Dictionary entry details
Sense 1
Meaning:
Shockingly repellent; inspiring horror
Synonyms:
ghastly; grim; grisly; gruesome; macabre; sick
Context example:
macabre tortures conceived by madmen
Similar:
alarming (frightening because of an awareness of danger)
Context examples
He sprawled silently on the ground, watching the grisly form of a great doubt rising before him.
(Martin Eden, by Jack London)
And there remain one more victim in the Vampire fold; one more to swell the grim and grisly ranks of the Un-Dead!...
(Dracula, by Bram Stoker)
He did not gather his eyebrows together, for he had none worth mentioning; but he frowned to that degree that he almost closed his small eyes, while the hurried raising of his grisly hand to his chin betrayed some trepidation or surprise.
(David Copperfield, by Charles Dickens)
Thus, in his development, Martin found himself face to face with economic morality, or the morality of class; and soon it became to him a grisly monster.

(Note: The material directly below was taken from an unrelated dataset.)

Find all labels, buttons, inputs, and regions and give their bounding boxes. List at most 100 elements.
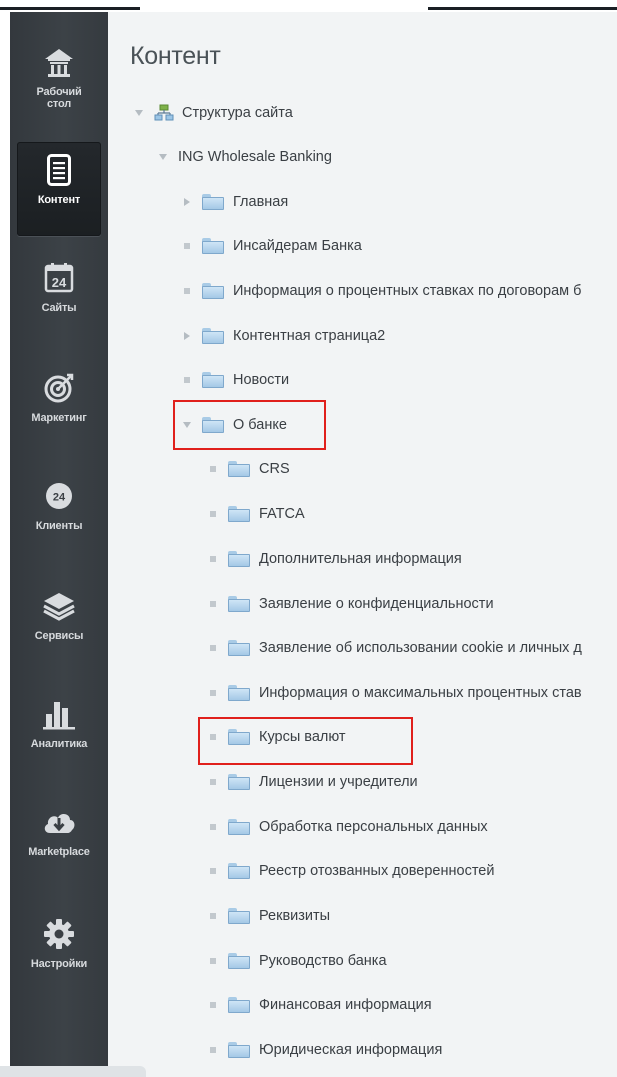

(Martin Eden, by Jack London)
Have you seen that awful den of hellish infamy—with the very moonlight alive with grisly shapes, and every speck of dust that whirls in the wind a devouring monster in embryo?
(Dracula, by Bram Stoker)
After some rubbing of the lower part of his face, and some looking at us with those bad eyes, over his grisly fingers, he made one more address to me, half whining, and half abusive.
(David Copperfield, by Charles Dickens)
And Cheese-Face, ready to drop and die, or to stay on his legs and die, a grisly monster out of whose features all likeness to Cheese-Face had been beaten, wavered and hesitated; but Martin sprang in and smashed him again and again.
(Martin Eden, by Jack London)
He stirred his coffee round and round, he sipped it, he felt his chin softly with his grisly hand, he looked at the fire, he looked about the room, he gasped rather than smiled at me, he writhed and undulated about, in his deferential servility, he stirred and sipped again, but he left the renewal of the conversation to me.